يَطُوفُونَ بَيْنَهَا وَبَيْنَ حَم۪يمٍ اٰنٍۚ ﴿٤٤﴾
44 - Onlar, cehennem ateşi ile yüksek derecede kaynar su arasında gider gelirler.
فَبِاَيِّ اٰلَٓاءِ رَبِّكُمَا تُكَذِّبَانِ۟ ﴿٥٤﴾
45 - O hâlde, Rabbinizin hangi nimetlerini yalanlıyorsunuz?
وَلِمَنْ خَافَ مَقَامَ رَبِّه۪ جَنَّتَانِۚ ﴿٦٤﴾
46 - Rabbinin huzurunda (hesap vermek üzere) duracağından korkan kimseye iki cennet vardır.
فَبِاَيِّ اٰلَٓاءِ رَبِّكُمَا تُكَذِّبَانِۙ ﴿٧٤﴾
47 - O hâlde, Rabbinizin hangi nimetlerini yalanlıyorsunuz?
ذَوَاتَٓا اَفْنَانٍۚ ﴿٨٤﴾
48 - İki cennet de (ağaçlar, meyveler, rengârenk bitkiler gibi) çeşit çeşit güzelliklerle bezenmiştir.
فَبِاَيِّ اٰلَٓاءِ رَبِّكُمَا تُكَذِّبَانِ ﴿٩٤﴾
49 - O hâlde, Rabbinizin hangi nimetlerini yalanlıyorsunuz?
ف۪يهِمَا عَيْنَانِ تَجْرِيَانِۚ ﴿٠٥﴾
50 - İçlerinde akan iki pınar vardır.
فَبِاَيِّ اٰلَٓاءِ رَبِّكُمَا تُكَذِّبَانِ ﴿١٥﴾
51 - O hâlde, Rabbinizin hangi nimetlerini yalanlıyorsunuz?

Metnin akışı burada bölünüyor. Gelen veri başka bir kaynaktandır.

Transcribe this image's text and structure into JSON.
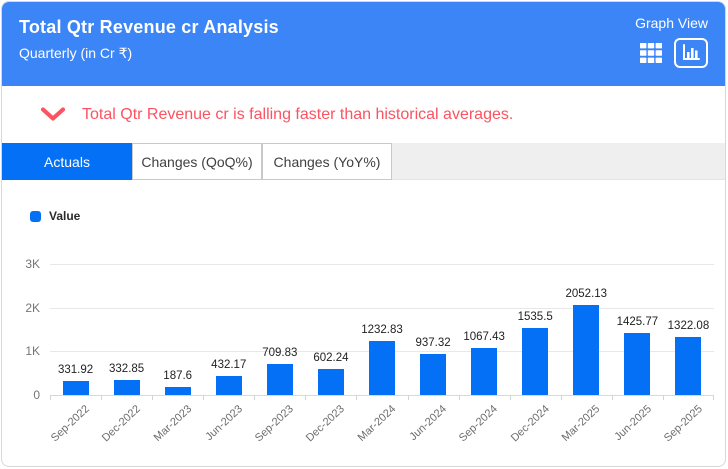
{
  "header": {
    "title": "Total Qtr Revenue cr Analysis",
    "subtitle": "Quarterly (in Cr ₹)",
    "view_label": "Graph View"
  },
  "insight": {
    "message": "Total Qtr Revenue cr is falling faster than historical averages."
  },
  "tabs": [
    {
      "label": "Actuals",
      "active": true
    },
    {
      "label": "Changes (QoQ%)",
      "active": false
    },
    {
      "label": "Changes (YoY%)",
      "active": false
    }
  ],
  "legend": {
    "label": "Value"
  },
  "colors": {
    "header_bg": "#3c85f6",
    "primary_blue": "#0470f5",
    "insight_red": "#fb5361",
    "gridline": "#e8e8e8"
  },
  "chart_data": {
    "type": "bar",
    "title": "Total Qtr Revenue cr Analysis",
    "xlabel": "",
    "ylabel": "",
    "categories": [
      "Sep-2022",
      "Dec-2022",
      "Mar-2023",
      "Jun-2023",
      "Sep-2023",
      "Dec-2023",
      "Mar-2024",
      "Jun-2024",
      "Sep-2024",
      "Dec-2024",
      "Mar-2025",
      "Jun-2025",
      "Sep-2025"
    ],
    "values": [
      331.92,
      332.85,
      187.6,
      432.17,
      709.83,
      602.24,
      1232.83,
      937.32,
      1067.43,
      1535.5,
      2052.13,
      1425.77,
      1322.08
    ],
    "value_labels": [
      "331.92",
      "332.85",
      "187.6",
      "432.17",
      "709.83",
      "602.24",
      "1232.83",
      "937.32",
      "1067.43",
      "1535.5",
      "2052.13",
      "1425.77",
      "1322.08"
    ],
    "ylim": [
      0,
      3000
    ],
    "yticks": [
      "0",
      "1K",
      "2K",
      "3K"
    ],
    "legend": [
      "Value"
    ],
    "legend_position": "top-left",
    "grid": true,
    "bar_color": "#0470f5"
  }
}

ف۪يهِمَا مِنْ كُلِّ فَاكِهَةٍ زَوْجَانِۚ ﴿٢٥﴾
52 - İkisinde de her meyveden çift çift vardır.
فَبِاَيِّ اٰلَٓاءِ رَبِّكُمَا تُكَذِّبَانِ ﴿٣٥﴾
53 - O hâlde, Rabbinizin hangi nimetlerini yalanlıyorsunuz?
مُتَّكِـ۪ٔينَ عَلٰى فُرُشٍ بَطَٓائِنُهَا مِنْ اِسْتَبْرَقٍۜ وَجَنَا الْجَنَّتَيْنِ دَانٍۚ ﴿٤٥﴾
54 - Onlar astarları kalın ipekten olan döşeklere yaslanırlar. Bu iki cennetin meyveleri (zahmetsizce alınacak kadar) yakındır.
فَبِاَيِّ اٰلَٓاءِ رَبِّكُمَا تُكَذِّبَانِ ﴿٥٥﴾
55 - O hâlde, Rabbinizin hangi nimetlerini yalanlıyorsunuz?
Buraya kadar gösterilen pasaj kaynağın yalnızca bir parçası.